With the high-integration of semiconductor devices, known metals such as tungsten, copper, or alloys thereof have been turned out to be unsuitable for an interconnect material of a semiconductor device because they have a high specific resistance and cause electro migration (EM) or stress migration (SM), thereby deteriorating reliability of the semiconductor device. EM is a defect due to the increase in current density within a metal interconnect. In other words, EM is created because the current density increases by high-speed operation of the semiconductor device according to a fine interconnect pattern. SM is a creep rupture (failure) mode caused by imposing tensile mechanical stress on the metal interconnect. The mechanical stress is created by the difference in thermal expansion coefficient between the metal interconnect and an insulating layer to protect the metal interconnect. The mechanical stress increases as the width of the metal interconnect becomes narrower.
To obviate the above-mentioned problems, copper has been suggested as an alternative for known interconnect materials. Copper has a low specific resistance and ensures reliability of a semiconductor device. In addition, copper alloy has high corrosion-resistance and ensures reliability of the interconnect although it has a relatively high specific resistance in comparison with copper.
A copper dual damascene process, which inlays metal in an interconnect line, has been developed as an alternative because efforts to improve a copper etching method proved to be unsuccessful. The copper dual damascene process has been verified as an excellent process in terms of process affinity and cost reduction although it had been confronted with barriers in terms of apparatus due to completely different structures and across-the-board changes.

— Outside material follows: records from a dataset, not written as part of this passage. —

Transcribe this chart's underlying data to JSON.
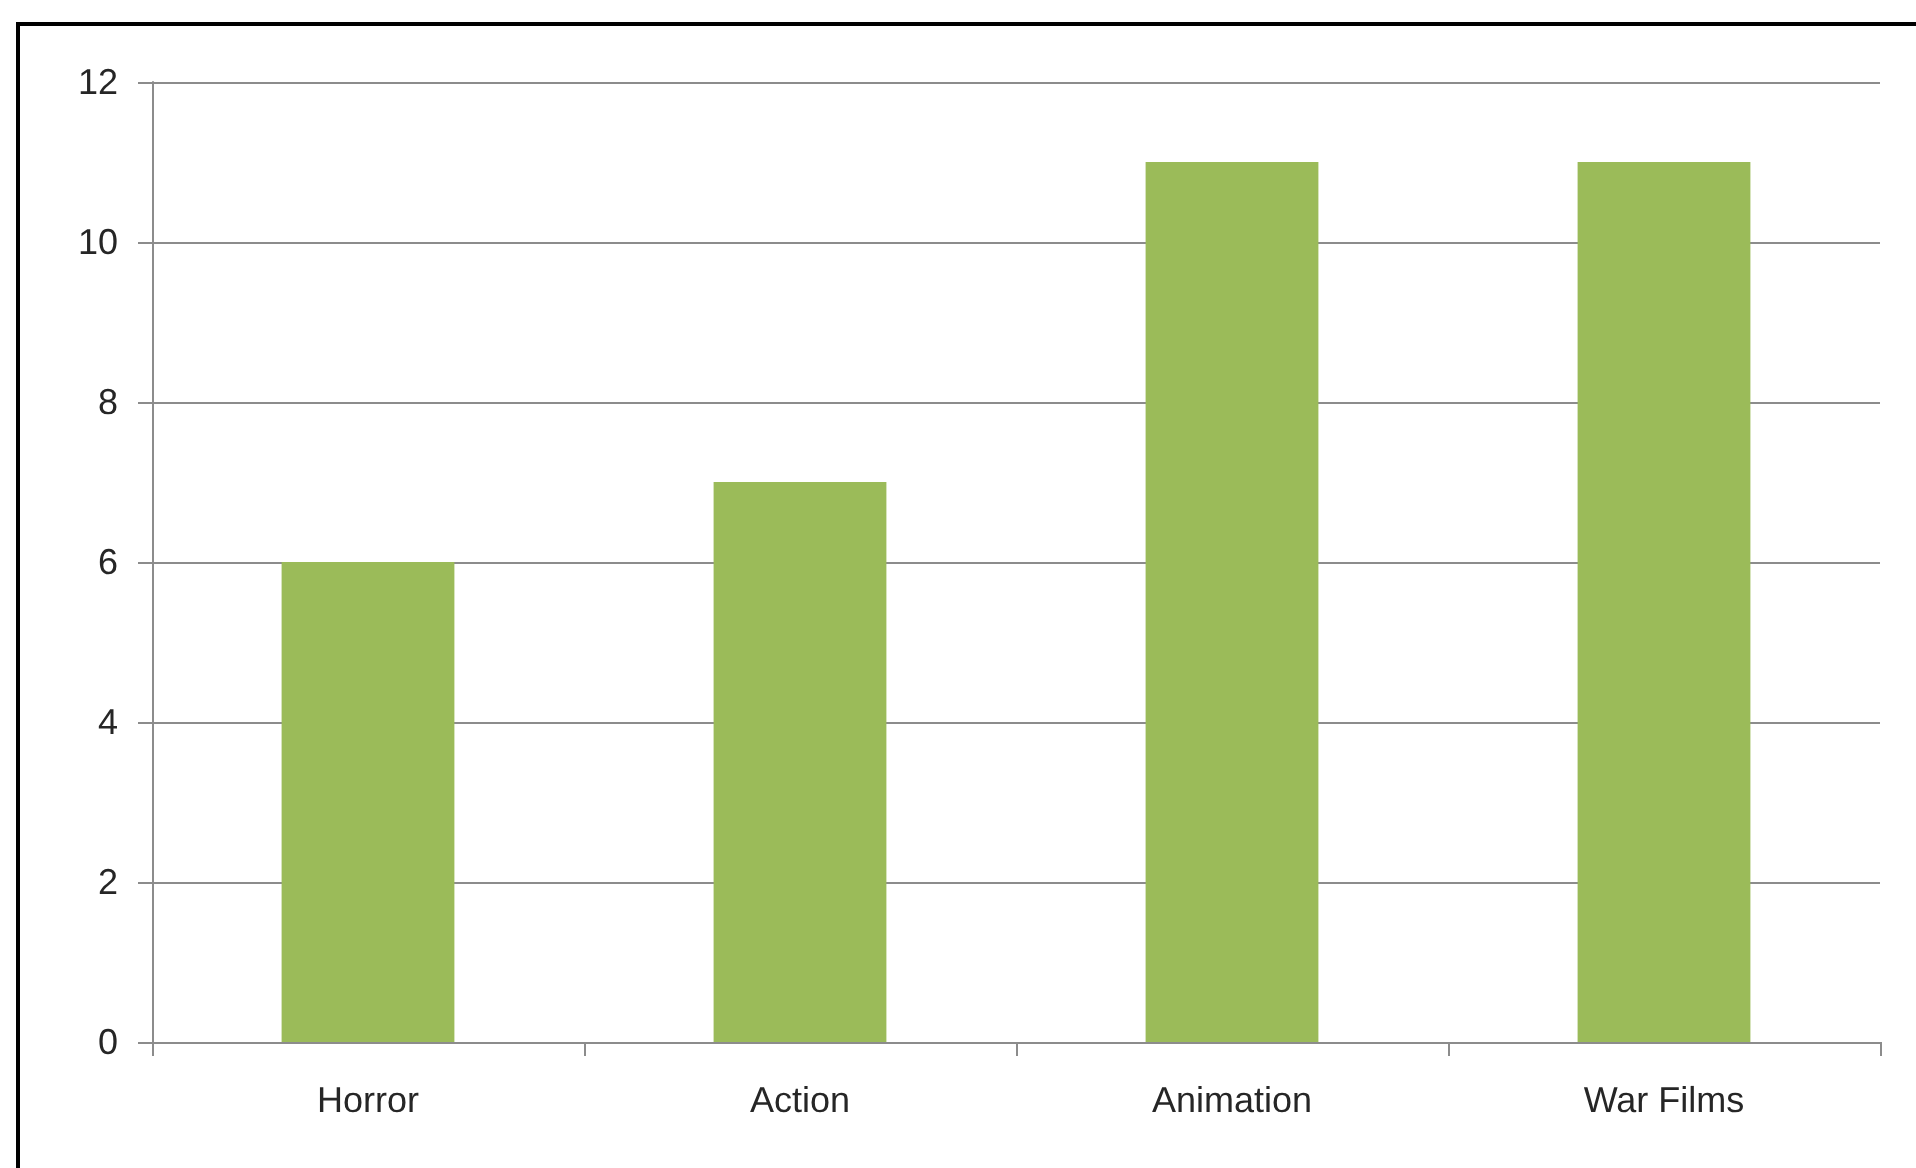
{
  "chart_data": {
    "type": "bar",
    "categories": [
      "Horror",
      "Action",
      "Animation",
      "War Films"
    ],
    "values": [
      6,
      7,
      11,
      11
    ],
    "color": "#9bbb59",
    "ylim": [
      0,
      12
    ],
    "yticks": [
      0,
      2,
      4,
      6,
      8,
      10,
      12
    ],
    "grid": "y"
  }
}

FIGS. 1a through 1d are cross-sectional views illustrating a known process of fabricating a copper interconnect of a semiconductor device. Referring to FIG. 1a, an insulating layer 10 is deposited on a substrate with at least one predetermined structure. A trench and via hole is formed through the insulating layer 10 by using a dual damascene process. A barrier layer 11 is then deposited along the bottom and the sidewalls of the trench and via hole. The trench and via hole is filled with copper by using an electrochemical plating (ECP) process and then planarized by using a chemical mechanical polishing (CMP) process to complete a lower copper interconnect 12.
Referring to FIG. 1b, a SiN layer is deposited over the structure of FIG. 1a to form a capping layer 13. The SiN layer has a thickness of about 700 Å. Referring to FIG. 1c, an interlayer dielectric (ILD) layer 14 is deposited on the capping layer 13. Referring to FIG. 1d, some portion of the ILD layer 14 and capping layer 13 is removed by an etching process using a predetermined pattern to form a via hole. The via hole is then filled with a conductive material to complete a via 15.
However, the above-described known method of forming a copper interconnect has several problems. First, if there is an oxidized area on the surface of the copper interconnect, the adhesion between the copper interconnect and the capping layer weakens and, as a result, the SiN layer as the capping layer 13 loosens. Constantly, the copper of the interconnect is diffused into the portion in which the SiN layer gets loose. Such copper diffusion may cause a short circuit between interconnects. Second, when the via is formed to connect the upper and lower interconnects, the upper interconnect may not be connected with the lower interconnect if the SiN layer as the capping layer within the via hole is completely removed. Third, the SiN layer may raise the total dielectric constant of the upper and lower interconnects because the SiN layer itself has a high dielectric constant.